Rodrigues shrugged, shifting the gold cylinder into his other hand. “Perhaps an unknown work by Homer? One of the Greek tragedies by Euripides? Mathematics from Archimedes? A map to the secret location of Imhotep’s fabulous tomb? The way to King Solomon’s Mines? A treatise on medicine by the first true doctor, Aesculapius?” He paused. “The Holy Church’s greatest fear is in this place-I have seen the evidence myself-the Lost Gospels of the Apostles from their own mouths, in Aramaic, not handed down through centuries of translations each with their own interpretation. Somewhere hidden there might well be the most sacred and dangerous of them all-the Gospel of Christ himself.” He shook his head. “No wonder the Vatican and the Sodalitium Pianum would have you dead, and me, as well. News of this place would shake St. Peter’s Basilica to its very foundation.” The ex-priest lifted his broad shoulders once again.
“Who knows what else lies here? I have been working at this for more than fifty years and have only barely scratched the surface; others were here before me, as well.
“It is not just the Library of Alexandria that was hidden in Jerusalem. Hadrian’s library is here, as well, the Library of Pergamon in Athens, the texts from the Villa of the Papyri in Herculaneum, long thought to have been destroyed in the eruption of Vesuvius, all of them are here and more. It is the wisdom of the world, nothing less, wrapped in skins of gold, all of it.”
“There are more scrolls then?” Holliday asked, excited. “More amphorae?”
“Thousands,” answered Rodrigues. “Enough to fill the hold of the Wanderfalke and its sister ship Tempel Rose, the Temple Rose. Ten thousand, perhaps more; I’ve never bothered to count. De Flor was a well-known trader in wine out of La Rochelle and the Levant; what better and safer way to move such a treasure about than hidden in clay casks? Even in crusader times they knew that gold was inert and would be the safest form of transport; that is why they had a smelter at Castle Pelerin. The scrolls have remained intact for the better part of a millennium. The ones still to be examined wait in the lava tunnels that you see around the cave. The rest are in the good hands of friends of the Order.”

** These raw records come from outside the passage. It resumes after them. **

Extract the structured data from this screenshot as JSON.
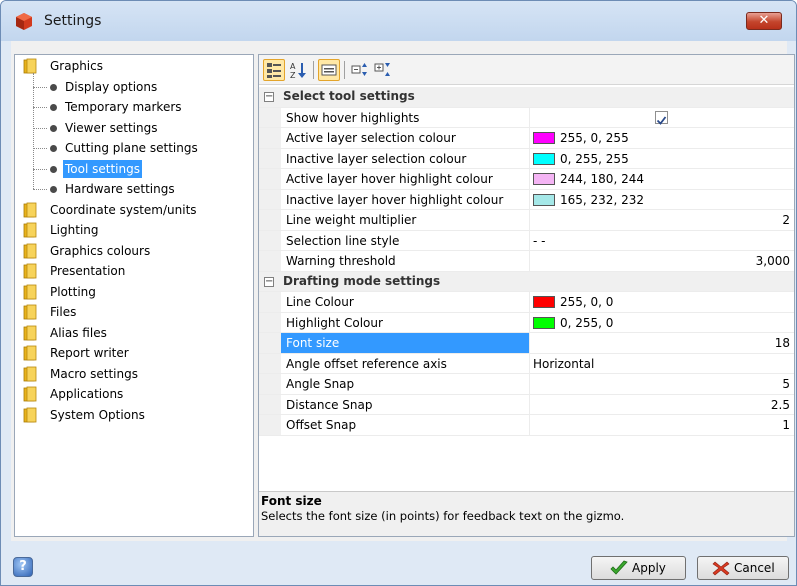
{
  "window": {
    "title": "Settings",
    "close_glyph": "✕"
  },
  "tree": {
    "items": [
      {
        "label": "Graphics",
        "type": "folder",
        "selected": false
      },
      {
        "label": "Display options",
        "type": "leaf",
        "selected": false
      },
      {
        "label": "Temporary markers",
        "type": "leaf",
        "selected": false
      },
      {
        "label": "Viewer settings",
        "type": "leaf",
        "selected": false
      },
      {
        "label": "Cutting plane settings",
        "type": "leaf",
        "selected": false
      },
      {
        "label": "Tool settings",
        "type": "leaf",
        "selected": true
      },
      {
        "label": "Hardware settings",
        "type": "leaf",
        "selected": false
      },
      {
        "label": "Coordinate system/units",
        "type": "folder",
        "selected": false
      },
      {
        "label": "Lighting",
        "type": "folder",
        "selected": false
      },
      {
        "label": "Graphics colours",
        "type": "folder",
        "selected": false
      },
      {
        "label": "Presentation",
        "type": "folder",
        "selected": false
      },
      {
        "label": "Plotting",
        "type": "folder",
        "selected": false
      },
      {
        "label": "Files",
        "type": "folder",
        "selected": false
      },
      {
        "label": "Alias files",
        "type": "folder",
        "selected": false
      },
      {
        "label": "Report writer",
        "type": "folder",
        "selected": false
      },
      {
        "label": "Macro settings",
        "type": "folder",
        "selected": false
      },
      {
        "label": "Applications",
        "type": "folder",
        "selected": false
      },
      {
        "label": "System Options",
        "type": "folder",
        "selected": false
      }
    ]
  },
  "toolbar": {
    "buttons": [
      {
        "icon": "categorized-icon",
        "active": true
      },
      {
        "icon": "sort-alpha-icon",
        "active": false
      },
      {
        "icon": "property-pages-icon",
        "active": true
      },
      {
        "icon": "expand-all-icon",
        "active": false
      },
      {
        "icon": "collapse-all-icon",
        "active": false
      }
    ]
  },
  "grid": {
    "categories": [
      {
        "label": "Select tool settings",
        "expander": "−",
        "rows": [
          {
            "name": "Show hover highlights",
            "kind": "checkbox",
            "checked": true
          },
          {
            "name": "Active layer selection colour",
            "kind": "color",
            "color": "#ff00ff",
            "value": "255, 0, 255"
          },
          {
            "name": "Inactive layer selection colour",
            "kind": "color",
            "color": "#00ffff",
            "value": "0, 255, 255"
          },
          {
            "name": "Active layer hover highlight colour",
            "kind": "color",
            "color": "#f4b4f4",
            "value": "244, 180, 244"
          },
          {
            "name": "Inactive layer hover highlight colour",
            "kind": "color",
            "color": "#a5e8e8",
            "value": "165, 232, 232"
          },
          {
            "name": "Line weight multiplier",
            "kind": "number",
            "value": "2"
          },
          {
            "name": "Selection line style",
            "kind": "text",
            "value": "- -"
          },
          {
            "name": "Warning threshold",
            "kind": "number",
            "value": "3,000"
          }
        ]
      },
      {
        "label": "Drafting mode settings",
        "expander": "−",
        "rows": [
          {
            "name": "Line Colour",
            "kind": "color",
            "color": "#ff0000",
            "value": "255, 0, 0"
          },
          {
            "name": "Highlight Colour",
            "kind": "color",
            "color": "#00ff00",
            "value": "0, 255, 0"
          },
          {
            "name": "Font size",
            "kind": "number",
            "value": "18",
            "selected": true
          },
          {
            "name": "Angle offset reference axis",
            "kind": "text",
            "value": "Horizontal"
          },
          {
            "name": "Angle Snap",
            "kind": "number",
            "value": "5"
          },
          {
            "name": "Distance Snap",
            "kind": "number",
            "value": "2.5"
          },
          {
            "name": "Offset Snap",
            "kind": "number",
            "value": "1"
          }
        ]
      }
    ]
  },
  "description": {
    "title": "Font size",
    "text": "Selects the font size (in points) for feedback text on the gizmo."
  },
  "buttons": {
    "help_glyph": "?",
    "apply_label": "Apply",
    "cancel_label": "Cancel"
  },
  "colors": {
    "selection": "#3399ff",
    "window_frame": "#dfe9f5"
  }
}
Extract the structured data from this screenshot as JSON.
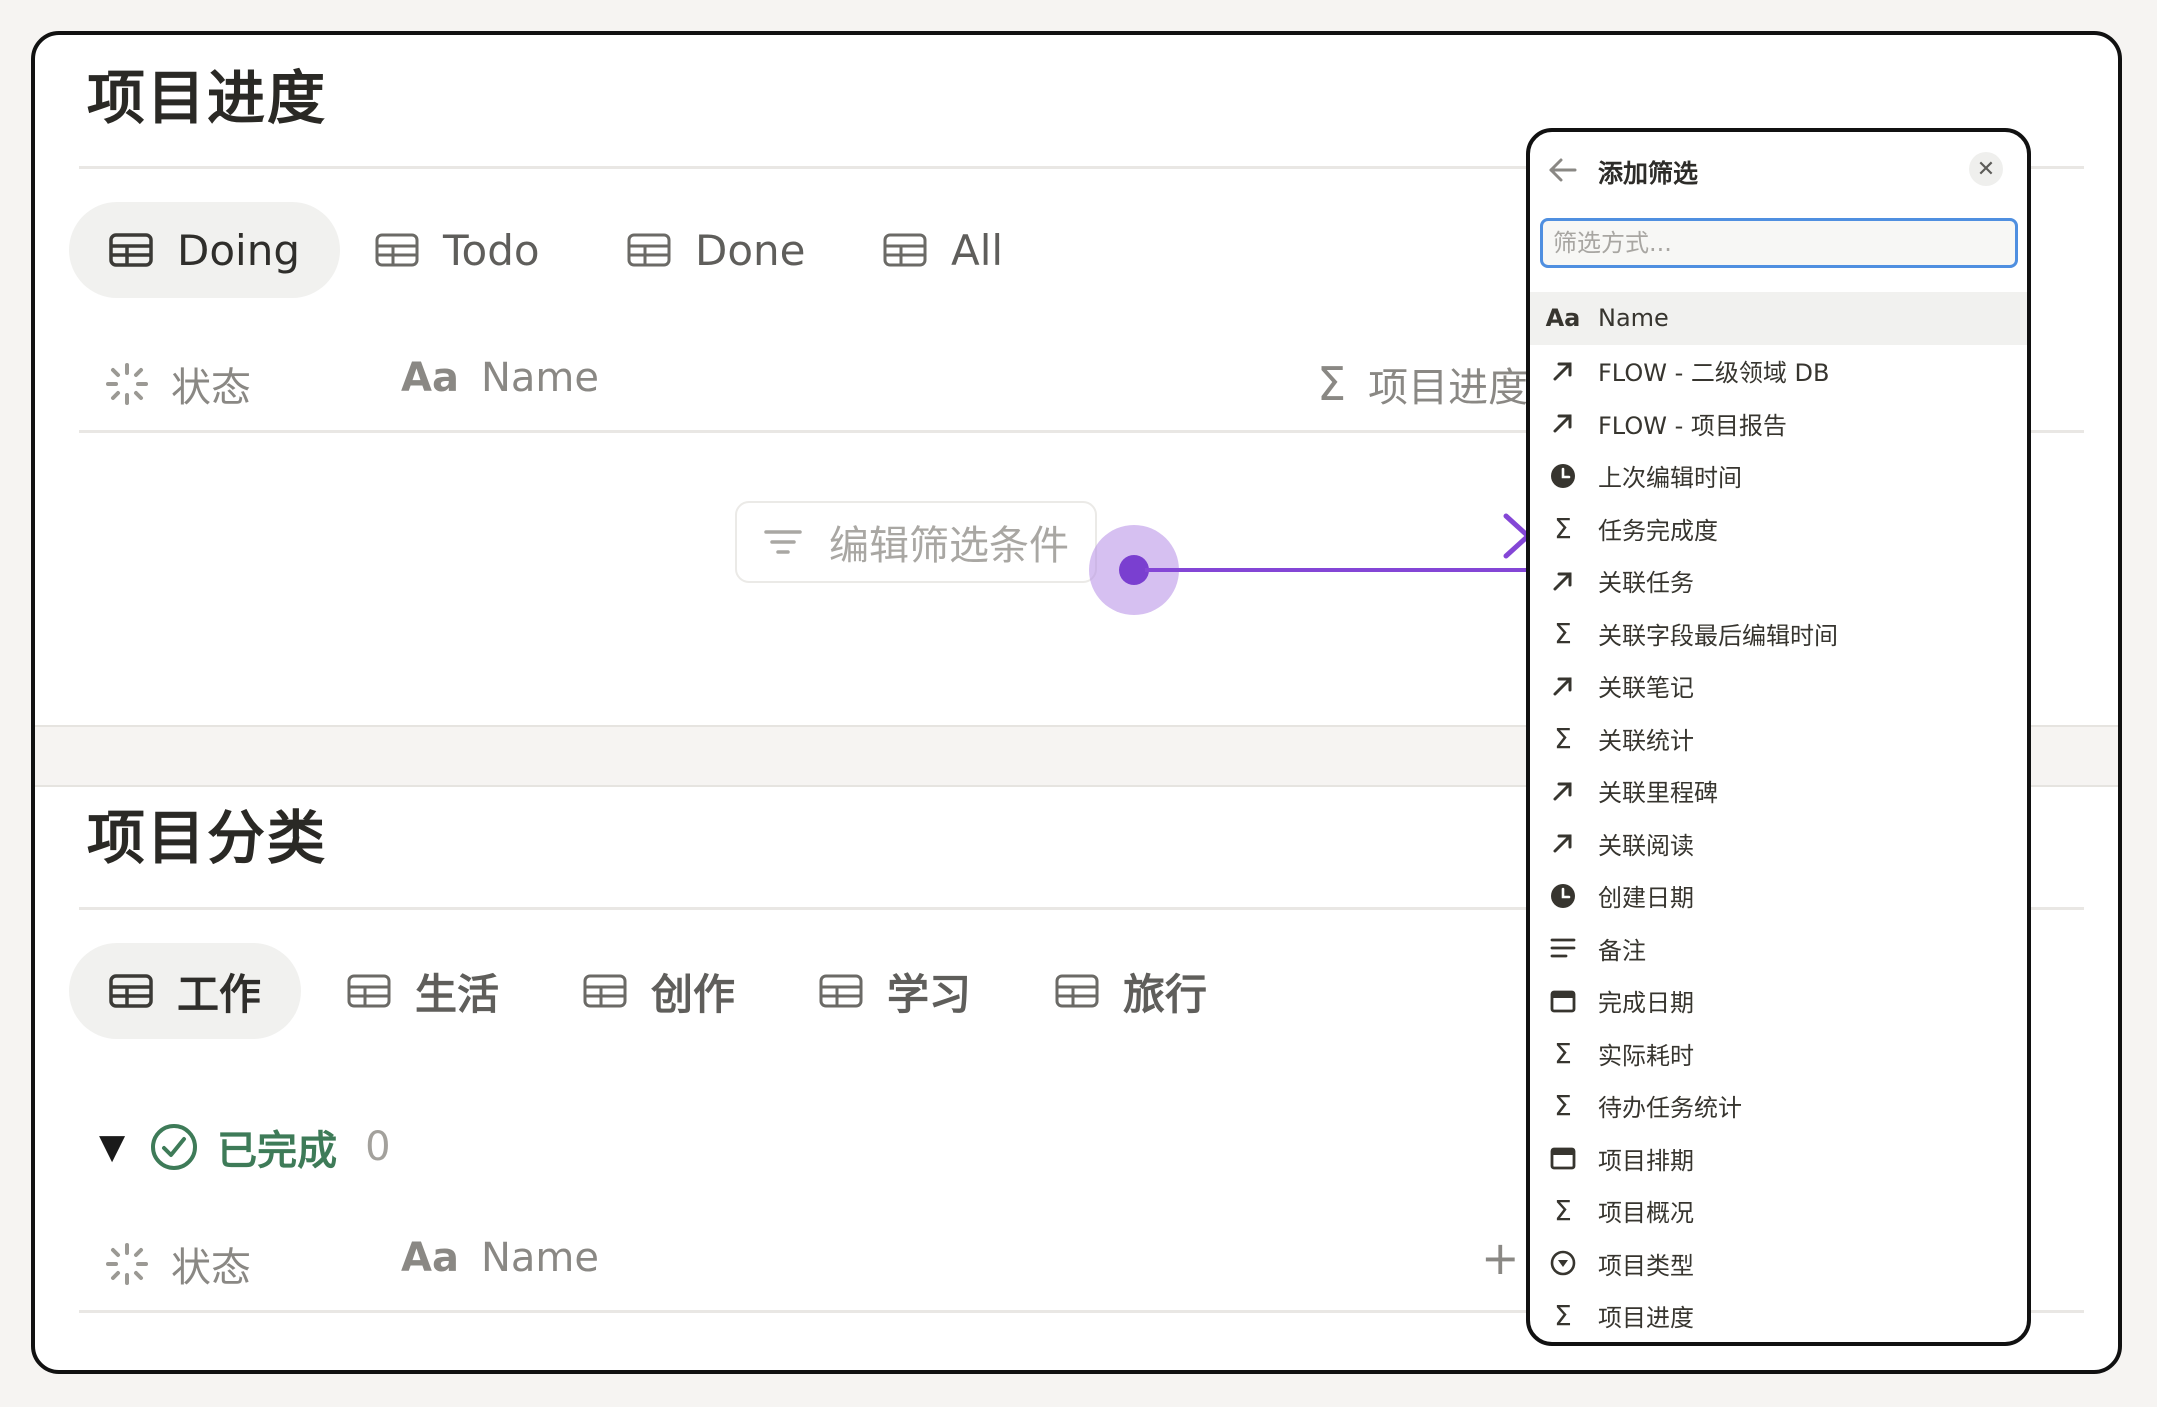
{
  "section1": {
    "title": "项目进度",
    "tabs": [
      {
        "label": "Doing",
        "active": true
      },
      {
        "label": "Todo",
        "active": false
      },
      {
        "label": "Done",
        "active": false
      },
      {
        "label": "All",
        "active": false
      }
    ],
    "columns": {
      "status": "状态",
      "name": "Name",
      "progress": "项目进度"
    },
    "filter_button": "编辑筛选条件"
  },
  "section2": {
    "title": "项目分类",
    "tabs": [
      {
        "label": "工作",
        "active": true
      },
      {
        "label": "生活",
        "active": false
      },
      {
        "label": "创作",
        "active": false
      },
      {
        "label": "学习",
        "active": false
      },
      {
        "label": "旅行",
        "active": false
      }
    ],
    "group": {
      "label": "已完成",
      "count": "0"
    },
    "columns": {
      "status": "状态",
      "name": "Name"
    }
  },
  "panel": {
    "title": "添加筛选",
    "search_placeholder": "筛选方式...",
    "items": [
      {
        "icon": "text-icon",
        "label": "Name"
      },
      {
        "icon": "relation-icon",
        "label": "FLOW - 二级领域 DB"
      },
      {
        "icon": "relation-icon",
        "label": "FLOW - 项目报告"
      },
      {
        "icon": "clock-icon",
        "label": "上次编辑时间"
      },
      {
        "icon": "sigma-icon",
        "label": "任务完成度"
      },
      {
        "icon": "relation-icon",
        "label": "关联任务"
      },
      {
        "icon": "sigma-icon",
        "label": "关联字段最后编辑时间"
      },
      {
        "icon": "relation-icon",
        "label": "关联笔记"
      },
      {
        "icon": "sigma-icon",
        "label": "关联统计"
      },
      {
        "icon": "relation-icon",
        "label": "关联里程碑"
      },
      {
        "icon": "relation-icon",
        "label": "关联阅读"
      },
      {
        "icon": "clock-icon",
        "label": "创建日期"
      },
      {
        "icon": "lines-icon",
        "label": "备注"
      },
      {
        "icon": "calendar-icon",
        "label": "完成日期"
      },
      {
        "icon": "sigma-icon",
        "label": "实际耗时"
      },
      {
        "icon": "sigma-icon",
        "label": "待办任务统计"
      },
      {
        "icon": "calendar-icon",
        "label": "项目排期"
      },
      {
        "icon": "sigma-icon",
        "label": "项目概况"
      },
      {
        "icon": "status-icon",
        "label": "项目类型"
      },
      {
        "icon": "sigma-icon",
        "label": "项目进度"
      }
    ]
  },
  "colors": {
    "accent_arrow": "#8446d6",
    "search_focus": "#4f8fe0",
    "done_green": "#3e7b58"
  }
}
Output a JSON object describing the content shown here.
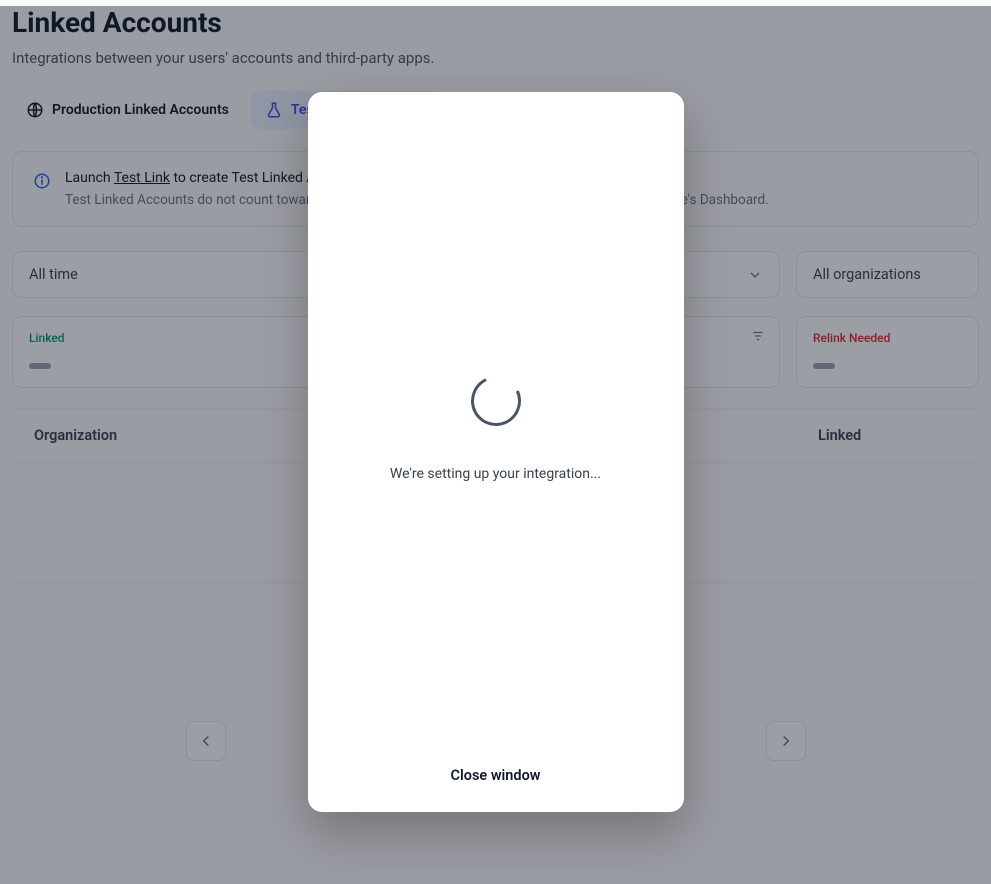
{
  "header": {
    "title": "Linked Accounts",
    "subtitle": "Integrations between your users' accounts and third-party apps."
  },
  "tabs": {
    "production": "Production Linked Accounts",
    "test": "Test Linked Accounts"
  },
  "info": {
    "prefix": "Launch ",
    "link": "Test Link",
    "suffix": " to create Test Linked Accounts.",
    "sub": "Test Linked Accounts do not count towards your Linked Account total and contain sample data in Merge's Dashboard."
  },
  "filters": {
    "time": "All time",
    "org": "All organizations"
  },
  "cards": {
    "linked": {
      "label": "Linked"
    },
    "relink": {
      "label": "Relink Needed"
    }
  },
  "table": {
    "columns": {
      "organization": "Organization",
      "linked": "Linked"
    }
  },
  "modal": {
    "message": "We're setting up your integration...",
    "close": "Close window"
  }
}
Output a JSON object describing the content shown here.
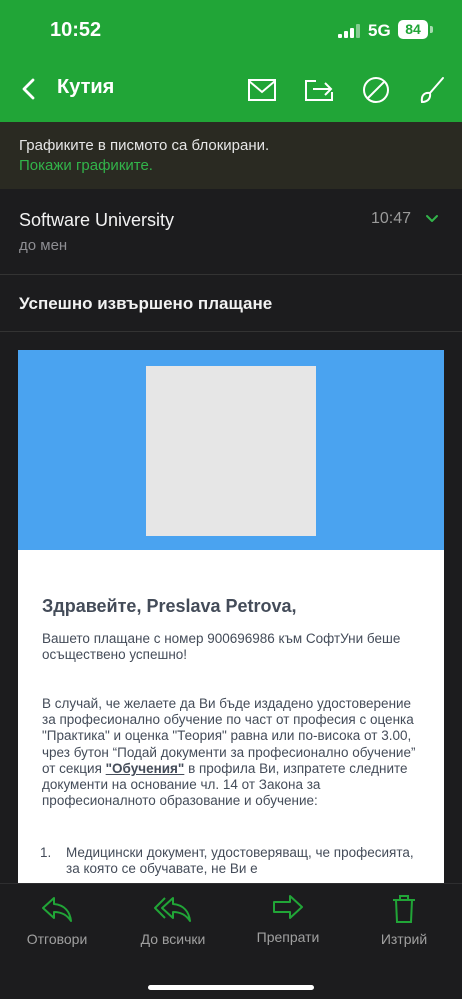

“Order?” Holliday said. “You mean the Templars?”
“Of course,” said Rodrigues. “As I said to you, there have been White Templars and Black since the beginning. We couldn’t let all this great knowledge fall into the wrong hands. That’s why your uncle joined us.”
“Grandpa was a Templar?” Peggy asked. “He knew about all this?”
“Yes,” nodded Rodrigues. “That is why he hid the sword.” The ex-priest turned to Holliday. “To protect and pass the secret on to you if you proved yourself worthy of the task.” He turned back to Peggy. “And you, as well.”